Enhancing workplace safety for the workers who repair and restore the nation’s oldest commissioned warship, the U.S.S. Constitution, is the goal of a newly signed alliance between the U.S. Labor Department’s Occupational Safety and Health Administration (OSHA) and the U.S. Navy’s Naval Historical Center-Detachment Boston (NHC-DB).

OSHA health and safety alliances are part of U.S. Labor Secretary Elaine Chao’s ongoing efforts to improve the health and safety of workers through cooperative partnerships.

The Naval Historical Center provides administrative support to the USS Constitution, including the ship’s maintenance and repair facility at the Charlestown Navy Yard in Boston. NHC-DB employs specially trained and skilled artisans, including ship restorers and riggers, who ensure that “Old Ironsides” is safe to sail and continues to shine as a symbol of U.S. Navy history and heritage.

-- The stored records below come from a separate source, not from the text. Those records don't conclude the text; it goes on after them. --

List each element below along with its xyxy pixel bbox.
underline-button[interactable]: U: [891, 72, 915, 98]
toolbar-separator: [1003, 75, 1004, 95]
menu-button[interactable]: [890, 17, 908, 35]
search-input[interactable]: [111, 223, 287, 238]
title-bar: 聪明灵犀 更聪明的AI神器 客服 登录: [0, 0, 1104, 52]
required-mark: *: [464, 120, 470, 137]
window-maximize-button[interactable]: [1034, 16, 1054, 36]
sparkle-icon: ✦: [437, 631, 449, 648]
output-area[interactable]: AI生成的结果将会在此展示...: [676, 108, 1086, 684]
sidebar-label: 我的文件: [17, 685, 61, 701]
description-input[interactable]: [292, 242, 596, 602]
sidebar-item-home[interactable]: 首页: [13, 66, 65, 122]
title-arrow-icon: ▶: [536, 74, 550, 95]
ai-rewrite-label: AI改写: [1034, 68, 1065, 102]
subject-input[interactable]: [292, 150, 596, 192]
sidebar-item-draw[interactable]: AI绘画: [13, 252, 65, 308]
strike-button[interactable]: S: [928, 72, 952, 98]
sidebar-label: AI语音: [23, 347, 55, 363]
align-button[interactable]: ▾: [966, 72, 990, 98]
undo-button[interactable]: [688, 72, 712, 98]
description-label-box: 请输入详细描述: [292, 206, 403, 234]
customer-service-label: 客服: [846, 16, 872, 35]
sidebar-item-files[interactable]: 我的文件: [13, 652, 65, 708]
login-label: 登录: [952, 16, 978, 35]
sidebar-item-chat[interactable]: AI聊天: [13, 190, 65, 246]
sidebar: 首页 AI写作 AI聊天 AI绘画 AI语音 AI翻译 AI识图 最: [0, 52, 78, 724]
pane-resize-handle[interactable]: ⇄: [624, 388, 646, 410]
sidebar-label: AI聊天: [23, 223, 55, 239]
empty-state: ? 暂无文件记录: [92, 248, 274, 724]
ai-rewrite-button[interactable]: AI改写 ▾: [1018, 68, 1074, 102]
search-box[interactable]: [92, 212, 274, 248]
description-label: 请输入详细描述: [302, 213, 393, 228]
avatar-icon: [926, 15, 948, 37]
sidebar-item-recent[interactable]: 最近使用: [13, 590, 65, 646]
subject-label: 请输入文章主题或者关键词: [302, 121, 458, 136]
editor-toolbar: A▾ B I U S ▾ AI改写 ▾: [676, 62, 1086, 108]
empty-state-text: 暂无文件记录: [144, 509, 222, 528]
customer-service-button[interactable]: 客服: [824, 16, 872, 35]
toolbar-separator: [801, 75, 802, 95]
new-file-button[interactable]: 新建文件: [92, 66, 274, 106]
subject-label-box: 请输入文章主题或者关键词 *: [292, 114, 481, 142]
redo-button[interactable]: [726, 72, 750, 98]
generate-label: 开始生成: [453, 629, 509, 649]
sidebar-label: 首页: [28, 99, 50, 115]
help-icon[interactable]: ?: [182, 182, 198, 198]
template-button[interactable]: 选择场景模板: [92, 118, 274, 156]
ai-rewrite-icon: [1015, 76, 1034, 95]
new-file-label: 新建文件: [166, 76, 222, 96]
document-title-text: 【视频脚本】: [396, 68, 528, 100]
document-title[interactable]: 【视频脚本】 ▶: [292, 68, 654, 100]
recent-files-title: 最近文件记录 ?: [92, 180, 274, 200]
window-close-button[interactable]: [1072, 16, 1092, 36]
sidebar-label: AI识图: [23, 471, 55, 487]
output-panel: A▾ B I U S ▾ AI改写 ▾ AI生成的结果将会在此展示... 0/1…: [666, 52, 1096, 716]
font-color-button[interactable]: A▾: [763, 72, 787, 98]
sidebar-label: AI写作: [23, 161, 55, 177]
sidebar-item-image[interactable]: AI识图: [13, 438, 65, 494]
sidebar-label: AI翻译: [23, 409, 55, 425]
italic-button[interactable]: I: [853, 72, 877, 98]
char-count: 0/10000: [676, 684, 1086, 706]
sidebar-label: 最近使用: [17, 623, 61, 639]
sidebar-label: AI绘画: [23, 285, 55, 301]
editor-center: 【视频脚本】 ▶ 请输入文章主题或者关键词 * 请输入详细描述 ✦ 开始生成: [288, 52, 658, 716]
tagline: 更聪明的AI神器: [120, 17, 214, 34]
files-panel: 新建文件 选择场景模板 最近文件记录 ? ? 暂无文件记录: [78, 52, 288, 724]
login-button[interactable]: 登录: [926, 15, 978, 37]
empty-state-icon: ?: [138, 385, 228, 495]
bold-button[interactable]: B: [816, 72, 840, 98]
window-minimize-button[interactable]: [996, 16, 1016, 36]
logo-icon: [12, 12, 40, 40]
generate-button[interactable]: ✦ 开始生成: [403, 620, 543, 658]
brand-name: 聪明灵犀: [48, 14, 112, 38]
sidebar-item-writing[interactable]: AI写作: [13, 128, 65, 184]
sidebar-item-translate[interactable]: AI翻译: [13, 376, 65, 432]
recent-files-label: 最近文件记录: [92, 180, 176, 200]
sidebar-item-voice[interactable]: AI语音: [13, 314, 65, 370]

“This alliance is a unique opportunity to share resources and knowledge to help ensure that one of our nation’s most historic worksites is also one of its safest,” said Marthe Kent, OSHA’s New England regional administrator.

Under the alliance, the two partners will develop and deliver training programs for NHC-DB employees who repair and restore the U.S.S. Constitution. Training will focus on the recognition and prevention of fall, electrical, caught-between and struck-by hazards. OSHA and NHC-DB will also share and promote best practices and effective approaches to workplace safety.

Signing the alliance were Kent and Richard Whelan, director, Naval Historical Center-Detachment Boston.

The U.S. Department of Labor’s Occupational Safety and Health Administration has created more than 325 alliances with organizations committed to fostering safety and health in the workplace.